My screw assortment was odd. It wasn't clear when I was to use the self-tapping screws versus the other ones that appear to be self-threading but not self-tapping. I ran out of washers and used the three or four OEM washers. Not a big deal, but why not include a full set?

My instructions and pictures don't seem to match the skid plate holes along the rocker panels. The instructions referenced the three OEM holes in the metal support of the rocker panel. I found two towards the rear and one in the middle. I thought that odd, but went with it. Once I had the skid plates under the Ranger I realized that my Ranger didn't match what Trail Armor was expecting. I used the rearmost hole, middle hole and then had to drill a hole in the front. So only two u-nuts were used on each side instead of the three that the instructions said to use.

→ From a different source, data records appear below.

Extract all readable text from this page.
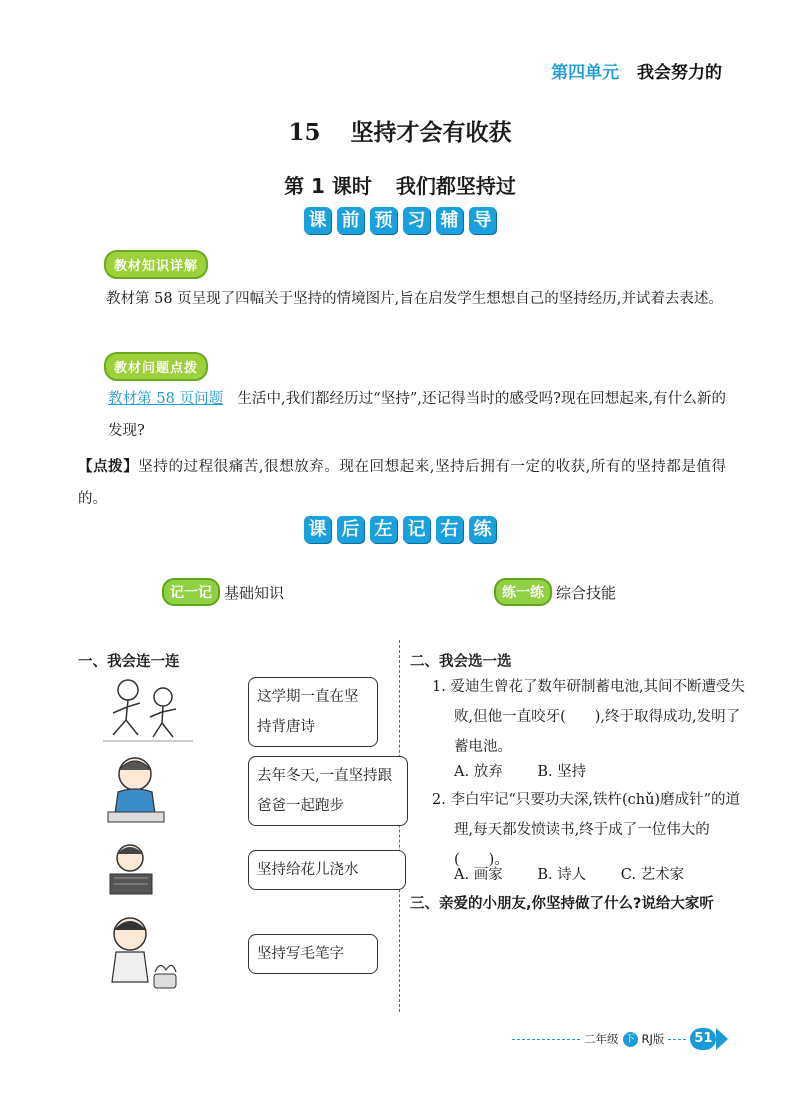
第四单元 我会努力的
15 坚持才会有收获
第 1 课时 我们都坚持过
课 前 预 习 辅 导
教材知识详解
教材第 58 页呈现了四幅关于坚持的情境图片,旨在启发学生想想自己的坚持经历,并试着去表述。
教材问题点拨
教材第 58 页问题 生活中,我们都经历过“坚持”,还记得当时的感受吗?现在回想起来,有什么新的发现?
【点拨】坚持的过程很痛苦,很想放弃。现在回想起来,坚持后拥有一定的收获,所有的坚持都是值得的。
课 后 左 记 右 练
记一记 基础知识	练一练 综合技能
一、我会连一连
这学期一直在坚持背唐诗
去年冬天,一直坚持跟爸爸一起跑步
坚持给花儿浇水
坚持写毛笔字
二、我会选一选
1. 爱迪生曾花了数年研制蓄电池,其间不断遭受失败,但他一直咬牙(　　),终于取得成功,发明了蓄电池。
A. 放弃 B. 坚持
2. 李白牢记“只要功夫深,铁杵(chǔ)磨成针”的道理,每天都发愤读书,终于成了一位伟大的(　　)。
A. 画家 B. 诗人 C. 艺术家
三、亲爱的小朋友,你坚持做了什么?说给大家听
二年级 下 RJ版	51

The Trail Armor skid plate isn't light and isn't cheap. Fitment is pretty good. I already trashed my rocker panels ($400 to replace) so hopefully the skid plates will prevent that from happening again.

What is the purpose of the spacer on the rear? I don't understand that. That reduced my clearance a bit.

I had power washed my Ranger before I did this install. I thought I did a pretty good job but there was enough stuff still under there (mostly on top of the OEM skid plate) that I could have started a garden.

To answer the question that @arcticzale posted above, no, there is no lip on the front. But that's a good idea.